- Born: Catherine Anderson 1837
- Died: 18 November 1918 (aged 80–81) Edinburgh, Scotland, United Kingdom of Great Britain and Ireland
- Other name: Katie Charteris
- Occupation: Philanthropist
- Known for: President and driving force of early Church of Scotland Guild
- Spouse: Archibald Hamilton Charteris

= Catherine Charteris =

British philanthropist

Catherine Charteris born Catherine Anderson (1837 – 18 November 1918) was a British philanthropist.

==Life==
She was born in 1837 in Aberdeen. Her parents were Rachel, born Johnston, and Alexander Anderson who was the Lord Provost of Aberdeen). She was educated at home, so when her mother was too ill to serve as hostess she would step up to the role while he was Lord Provost. His work attracted Archibald Hamilton Charteris who came to Aberdeen to interview her father in 1860.

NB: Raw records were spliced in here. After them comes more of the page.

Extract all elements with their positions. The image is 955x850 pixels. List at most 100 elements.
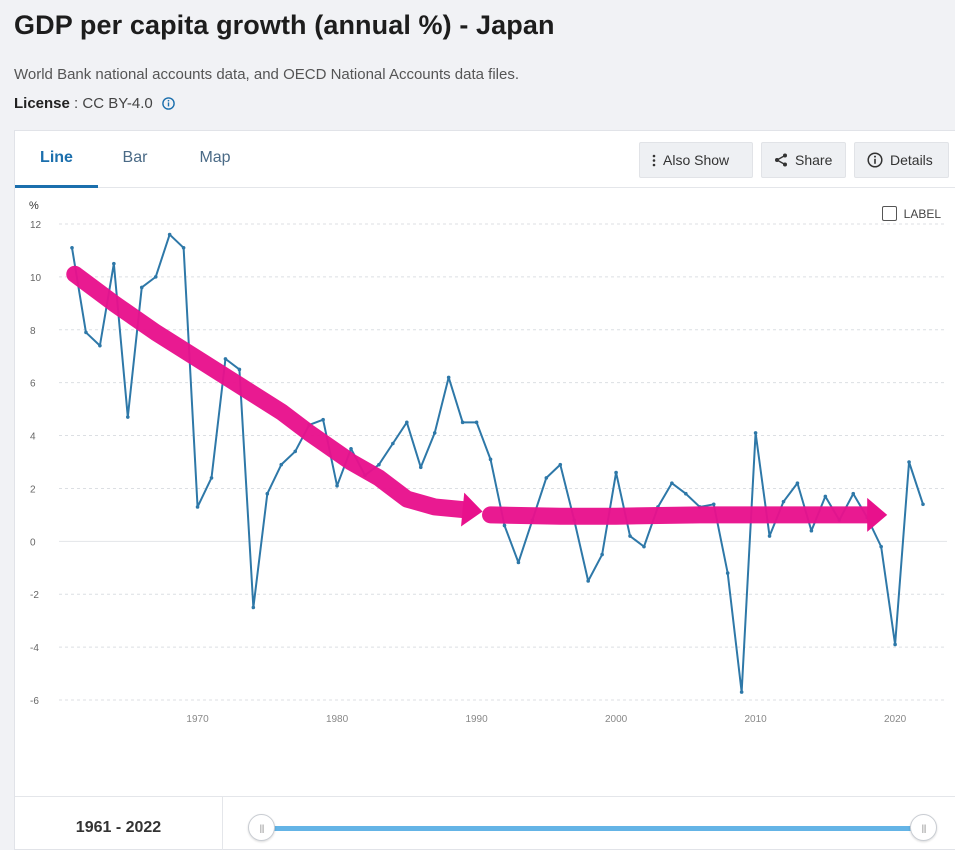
data-point — [879, 544, 883, 549]
license-line: License : CC BY-4.0 — [14, 95, 175, 112]
data-point — [377, 462, 381, 467]
x-tick-label: 1980 — [326, 714, 349, 725]
data-point — [209, 476, 214, 480]
data-point — [432, 431, 437, 435]
also-show-label: Also Show — [663, 152, 730, 168]
data-point — [767, 534, 772, 538]
data-point — [321, 417, 325, 422]
data-point — [614, 470, 618, 475]
share-button[interactable]: Share — [761, 142, 846, 178]
y-tick-label: 0 — [30, 537, 36, 548]
details-button[interactable]: Details — [854, 142, 949, 178]
data-point — [544, 476, 549, 480]
chart-panel: Line Bar Map Also Show Share Details LAB… — [14, 130, 955, 850]
y-tick-label: 4 — [30, 432, 36, 443]
data-point — [558, 462, 563, 467]
y-tick-label: 2 — [30, 484, 36, 495]
page-title: GDP per capita growth (annual %) - Japan — [14, 10, 555, 40]
data-point — [349, 446, 353, 451]
data-point — [739, 690, 744, 694]
label-toggle[interactable]: LABEL — [881, 206, 941, 221]
data-point — [237, 367, 242, 372]
license-value: CC BY-4.0 — [82, 95, 153, 112]
data-point — [195, 505, 200, 509]
vertical-ellipsis-icon — [652, 154, 656, 166]
data-point — [851, 491, 856, 496]
data-point — [265, 491, 270, 496]
line-chart: % -6 -4 -2 0 2 4 6 8 10 12 1970 1980 1990 2000 2010 2020 — [29, 200, 947, 725]
data-point — [670, 481, 674, 485]
range-footer: 1961 - 2022 ||| ||| — [15, 796, 955, 850]
data-point — [586, 579, 590, 583]
y-tick-label: 12 — [30, 220, 42, 231]
year-range-label: 1961 - 2022 — [15, 797, 223, 850]
tab-line[interactable]: Line — [15, 131, 98, 188]
year-range-slider[interactable] — [262, 826, 924, 831]
data-point — [753, 431, 758, 435]
data-point — [335, 484, 339, 488]
chart-type-tabs: Line Bar Map Also Show Share Details — [15, 131, 955, 188]
also-show-button[interactable]: Also Show — [639, 142, 753, 178]
data-point — [391, 441, 395, 446]
info-circle-icon — [867, 152, 883, 168]
series-line — [71, 233, 924, 694]
label-toggle-text: LABEL — [903, 206, 941, 221]
data-point — [516, 560, 521, 565]
data-point — [279, 462, 284, 467]
y-tick-label: 10 — [30, 273, 42, 284]
slider-handle-end[interactable]: ||| — [910, 814, 937, 841]
data-point — [126, 415, 130, 419]
y-tick-label: 8 — [30, 326, 36, 337]
x-tick-label: 2020 — [884, 714, 907, 725]
label-checkbox[interactable] — [881, 206, 897, 221]
data-point — [781, 499, 786, 504]
range-separator: - — [111, 819, 126, 836]
data-point — [251, 605, 256, 610]
tab-map[interactable]: Map — [199, 149, 231, 166]
data-point — [70, 246, 74, 250]
data-point — [725, 571, 730, 575]
data-source: World Bank national accounts data, and O… — [14, 66, 520, 83]
data-point — [446, 375, 451, 380]
y-tick-label: -4 — [30, 643, 39, 654]
data-point — [112, 261, 116, 266]
range-end: 2022 — [125, 819, 162, 836]
annotation-arrowhead — [461, 492, 483, 527]
data-point — [795, 481, 800, 485]
data-point — [181, 246, 186, 250]
x-tick-label: 2000 — [605, 714, 628, 725]
data-point — [84, 330, 88, 335]
data-point — [153, 275, 158, 279]
share-label: Share — [795, 152, 833, 168]
license-label: License — [14, 95, 70, 112]
data-point — [684, 491, 688, 496]
data-point — [474, 420, 479, 425]
data-point — [809, 528, 814, 533]
data-point — [293, 449, 298, 454]
y-tick-label: 6 — [30, 379, 36, 390]
info-circle-icon[interactable] — [161, 97, 175, 110]
data-point — [488, 457, 493, 462]
data-point — [139, 285, 144, 290]
data-point — [418, 465, 423, 470]
slider-handle-start[interactable]: ||| — [248, 814, 275, 841]
data-point — [628, 534, 632, 538]
tab-bar[interactable]: Bar — [122, 149, 148, 166]
data-point — [167, 232, 172, 237]
data-point — [921, 502, 925, 507]
details-label: Details — [890, 152, 933, 168]
annotation-arrow-stroke — [482, 506, 876, 525]
x-tick-label: 1990 — [465, 714, 488, 725]
x-tick-label: 1970 — [186, 714, 209, 725]
license-separator: : — [69, 95, 83, 112]
data-point — [460, 420, 465, 425]
data-point — [98, 343, 102, 348]
range-start: 1961 — [75, 819, 112, 836]
data-point — [823, 494, 828, 499]
data-point — [405, 420, 409, 425]
data-point — [642, 544, 646, 549]
data-point — [893, 642, 897, 647]
y-axis-unit-label: % — [29, 200, 39, 212]
data-point — [600, 552, 604, 557]
share-icon — [775, 153, 787, 167]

In 1863 she married Charteris. He would in time become a Professor at Edinburgh University.

The 'Woman's Guild' was founded in 1887 by the General Assembly of the Church of Scotland on the initiative of her husband. Charteris acknowledged woman were already involved in Christian service but that there "was a need to develop and organize them as an official working unity within the church." Another source credits Catherine Charteris's "wise counsel and loving heart" and that the guild "owes its very existence to her efforts". She became the influential editor of the Woman's Guild Supplement which she saw as creating a parliament of women. Through that publication she inspired ambition and challenged complacency among the women readers who she thought suffered from low self esteem. A key appointment was Katherine Davidson who became the Guild's first deputy in 1889. She was creditted with inspiring more branches with her infectious enthusiasm as she went to over 100 different parishes by horse and cart.

Within ten years, there was 29,000 members in 400 branches. Catherine Charteris had become the Guild's first national president in 1897 and she served until 1906. It was noted that Catherine's role was overshadowed by her husband's profile. Catherine had been effectively President since much earlier. (Discrimination within the church is illustrated by the milestone in the 1930s when the first woman, Lizzie Meredith, was allowed to chair the Guild's central committee.)

In 1997, following a major review, the Guild adopted its current constitution. The new constitution changed the name 'Woman's Guild' to 'Church of Scotland Guild' - and opened up groups to men as well as women.

==Death and legacy==
Charteris died in Edinburgh from burns.

The guild in 2006 had about 35,000 members and was one of Scotland's largest voluntary organisations.